Succede questo. Dopo dieci giorni di detenzione, senza la possibilità di ricevere visite o cambiarsi, Chicoria si accorge di avere una brutta piaga sulla caviglia, così allerta la guardia che lo rassicura: «Tra poco te ce manno in infermeria». Passa più di un’ora ma la cella ancora non si apre, quindi Chicoria prova a insistere. «E stai tranquillo! Te ce manno, te ce manno». Passa ancora un’ora e Chicoria, comprensibilmente irritato, perde la pazienza e inizia a sbraitare contro la guardia. Conseguenza: chiudono la blindata della cella. La sera, durante la consegna dei medicinali, Chicoria mostra la ferita all’infermiere e chiede di esser medicato.

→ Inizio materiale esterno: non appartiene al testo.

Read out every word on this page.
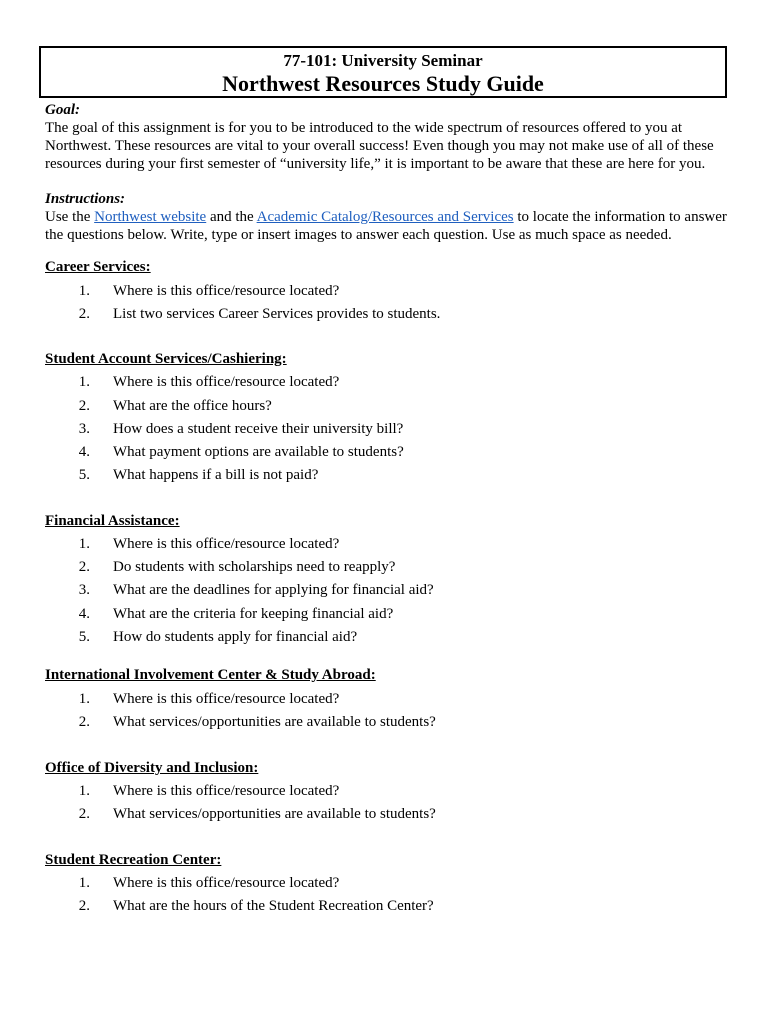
77-101: University Seminar
Northwest Resources Study Guide
Goal:
The goal of this assignment is for you to be introduced to the wide spectrum of resources offered to you at Northwest. These resources are vital to your overall success! Even though you may not make use of all of these resources during your first semester of “university life,” it is important to be aware that these are here for you.
Instructions:
Use the Northwest website and the Academic Catalog/Resources and Services to locate the information to answer the questions below. Write, type or insert images to answer each question. Use as much space as needed.
Career Services:
1. Where is this office/resource located?
2. List two services Career Services provides to students.
Student Account Services/Cashiering:
1. Where is this office/resource located?
2. What are the office hours?
3. How does a student receive their university bill?
4. What payment options are available to students?
5. What happens if a bill is not paid?
Financial Assistance:
1. Where is this office/resource located?
2. Do students with scholarships need to reapply?
3. What are the deadlines for applying for financial aid?
4. What are the criteria for keeping financial aid?
5. How do students apply for financial aid?
International Involvement Center & Study Abroad:
1. Where is this office/resource located?
2. What services/opportunities are available to students?
Office of Diversity and Inclusion:
1. Where is this office/resource located?
2. What services/opportunities are available to students?
Student Recreation Center:
1. Where is this office/resource located?
2. What are the hours of the Student Recreation Center?
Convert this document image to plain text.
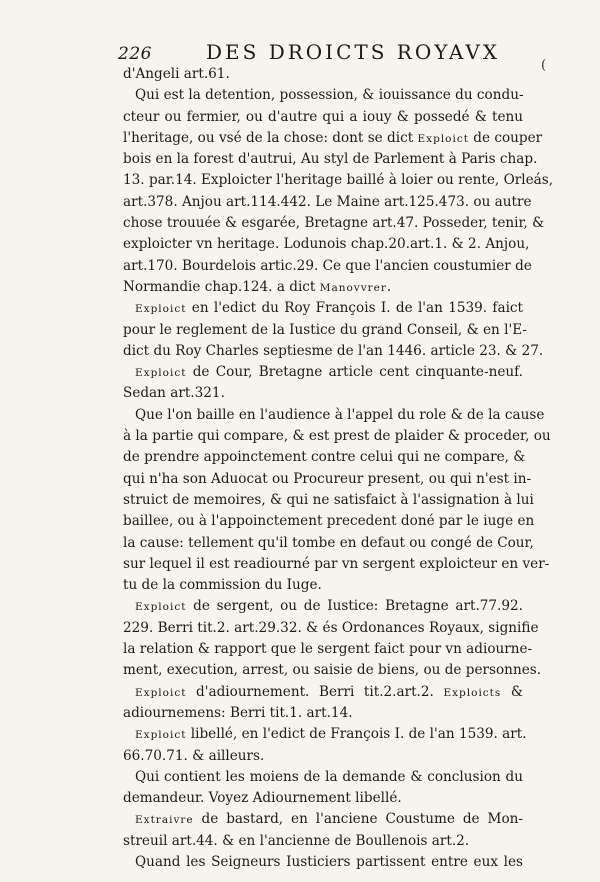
226	DES DROICTS ROYAVX
(
d'Angeli art.61.
Qui est la detention, possession, & iouissance du condu-
cteur ou fermier, ou d'autre qui a iouy & possedé & tenu
l'heritage, ou vsé de la chose: dont se dict Exploict de couper
bois en la forest d'autrui, Au styl de Parlement à Paris chap.
13. par.14. Exploicter l'heritage baillé à loier ou rente, Orleás,
art.378. Anjou art.114.442. Le Maine art.125.473. ou autre
chose trouuée & esgarée, Bretagne art.47. Posseder, tenir, &
exploicter vn heritage. Lodunois chap.20.art.1. & 2. Anjou,
art.170. Bourdelois artic.29. Ce que l'ancien coustumier de
Normandie chap.124. a dict Manovvrer.
Exploict en l'edict du Roy François I. de l'an 1539. faict
pour le reglement de la Iustice du grand Conseil, & en l'E-
dict du Roy Charles septiesme de l'an 1446. article 23. & 27.
Exploict de Cour, Bretagne article cent cinquante-neuf.
Sedan art.321.
Que l'on baille en l'audience à l'appel du role & de la cause
à la partie qui compare, & est prest de plaider & proceder, ou
de prendre appoinctement contre celui qui ne compare, &
qui n'ha son Aduocat ou Procureur present, ou qui n'est in-
struict de memoires, & qui ne satisfaict à l'assignation à lui
baillee, ou à l'appoinctement precedent doné par le iuge en
la cause: tellement qu'il tombe en defaut ou congé de Cour,
sur lequel il est readiourné par vn sergent exploicteur en ver-
tu de la commission du Iuge.
Exploict de sergent, ou de Iustice: Bretagne art.77.92.
229. Berri tit.2. art.29.32. & és Ordonances Royaux, signifie
la relation & rapport que le sergent faict pour vn adiourne-
ment, execution, arrest, ou saisie de biens, ou de personnes.
Exploict d'adiournement. Berri tit.2.art.2. Exploicts &
adiournemens: Berri tit.1. art.14.
Exploict libellé, en l'edict de François I. de l'an 1539. art.
66.70.71. & ailleurs.
Qui contient les moiens de la demande & conclusion du
demandeur. Voyez Adiournement libellé.
Extraivre de bastard, en l'anciene Coustume de Mon-
streuil art.44. & en l'ancienne de Boullenois art.2.
Quand les Seigneurs Iusticiers partissent entre eux les
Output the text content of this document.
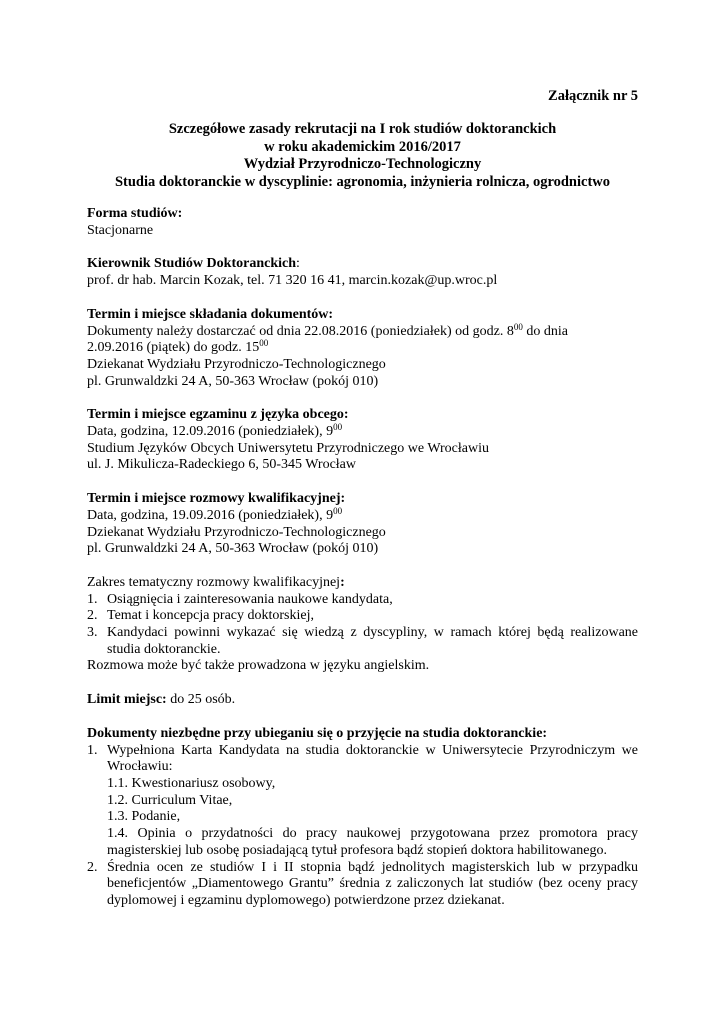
Załącznik nr 5
Szczegółowe zasady rekrutacji na I rok studiów doktoranckich
w roku akademickim 2016/2017
Wydział Przyrodniczo-Technologiczny
Studia doktoranckie w dyscyplinie: agronomia, inżynieria rolnicza, ogrodnictwo
Forma studiów:
Stacjonarne
Kierownik Studiów Doktoranckich:
prof. dr hab. Marcin Kozak, tel. 71 320 16 41, marcin.kozak@up.wroc.pl
Termin i miejsce składania dokumentów:
Dokumenty należy dostarczać od dnia 22.08.2016 (poniedziałek) od godz. $8^{00}$ do dnia
2.09.2016 (piątek) do godz. $15^{00}$
Dziekanat Wydziału Przyrodniczo-Technologicznego
pl. Grunwaldzki 24 A, 50-363 Wrocław (pokój 010)
Termin i miejsce egzaminu z języka obcego:
Data, godzina, 12.09.2016 (poniedziałek), $9^{00}$
Studium Języków Obcych Uniwersytetu Przyrodniczego we Wrocławiu
ul. J. Mikulicza-Radeckiego 6, 50-345 Wrocław
Termin i miejsce rozmowy kwalifikacyjnej:
Data, godzina, 19.09.2016 (poniedziałek), $9^{00}$
Dziekanat Wydziału Przyrodniczo-Technologicznego
pl. Grunwaldzki 24 A, 50-363 Wrocław (pokój 010)
Zakres tematyczny rozmowy kwalifikacyjnej:
1. Osiągnięcia i zainteresowania naukowe kandydata,
2. Temat i koncepcja pracy doktorskiej,
3. Kandydaci powinni wykazać się wiedzą z dyscypliny, w ramach której będą realizowane studia doktoranckie.
Rozmowa może być także prowadzona w języku angielskim.
Limit miejsc: do 25 osób.
Dokumenty niezbędne przy ubieganiu się o przyjęcie na studia doktoranckie:
1. Wypełniona Karta Kandydata na studia doktoranckie w Uniwersytecie Przyrodniczym we Wrocławiu:
1.1. Kwestionariusz osobowy,
1.2. Curriculum Vitae,
1.3. Podanie,
1.4. Opinia o przydatności do pracy naukowej przygotowana przez promotora pracy magisterskiej lub osobę posiadającą tytuł profesora bądź stopień doktora habilitowanego.
2. Średnia ocen ze studiów I i II stopnia bądź jednolitych magisterskich lub w przypadku beneficjentów „Diamentowego Grantu” średnia z zaliczonych lat studiów (bez oceny pracy dyplomowej i egzaminu dyplomowego) potwierdzone przez dziekanat.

Le guardie a quel punto accettano di portarlo in infermeria, solo che tornando indietro, circa a metà percorso, si bloccano e iniziano a tempestarlo di pugni all’addome. Solo all’addome, perché «sò furbi, lo sanno che nun te possono sfigurà».

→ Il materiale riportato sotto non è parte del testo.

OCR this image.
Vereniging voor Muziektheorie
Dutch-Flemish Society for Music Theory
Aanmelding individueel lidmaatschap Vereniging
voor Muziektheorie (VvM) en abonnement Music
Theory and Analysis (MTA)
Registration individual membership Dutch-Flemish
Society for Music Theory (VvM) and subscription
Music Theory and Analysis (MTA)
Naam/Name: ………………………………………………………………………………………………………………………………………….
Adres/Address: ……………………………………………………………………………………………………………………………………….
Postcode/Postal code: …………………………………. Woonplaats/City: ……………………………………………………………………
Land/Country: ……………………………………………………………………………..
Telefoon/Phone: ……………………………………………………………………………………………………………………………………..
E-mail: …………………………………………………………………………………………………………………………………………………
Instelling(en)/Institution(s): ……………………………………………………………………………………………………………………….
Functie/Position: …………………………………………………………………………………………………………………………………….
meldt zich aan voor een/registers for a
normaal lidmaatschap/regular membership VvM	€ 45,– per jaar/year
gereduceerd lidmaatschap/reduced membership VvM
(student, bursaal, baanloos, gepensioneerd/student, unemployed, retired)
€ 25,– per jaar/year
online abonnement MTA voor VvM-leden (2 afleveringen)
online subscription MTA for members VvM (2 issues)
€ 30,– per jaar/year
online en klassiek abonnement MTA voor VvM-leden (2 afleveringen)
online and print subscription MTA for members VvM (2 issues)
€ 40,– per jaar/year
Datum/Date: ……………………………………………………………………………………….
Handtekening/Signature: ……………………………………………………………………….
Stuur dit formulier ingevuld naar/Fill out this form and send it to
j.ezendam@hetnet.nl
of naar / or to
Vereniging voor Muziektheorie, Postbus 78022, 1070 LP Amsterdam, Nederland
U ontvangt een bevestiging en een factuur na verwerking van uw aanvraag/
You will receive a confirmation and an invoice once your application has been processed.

Noi prendiamo nota di qualche caso raccontato da Trocchia e Chicoria, di qualche nome, qualche data, colleghiamo i punti e pensiamo, per esempio, ad Amra – che più o meno un anno fa ha partorito in carcere da sola, senza assistenza medica – convinti che avremo più cose da studiare, che l’esperienza sia stata istruttiva. Ma uscendo dall’edificio e dirigendoci verso la macchina ci accorgiamo che la sensazione di ingiustizia e assurdità è molto più forte, e soprattutto rischia di gravare sul resto della giornata, sul ritorno a casa. E succederà. Ma per ora decidiamo di non pensarci troppo, di non preoccuparci troppo. Un po’ perché Enrico lamenta vertigini e nausea, e temiamo un colpo di calore, un po’ perché vogliamo a tutti i costi intercettare Nello per fargli qualche domanda e un po’ perché Giorgio sta già impostando Google Maps. Destinazione: Abazia della birra.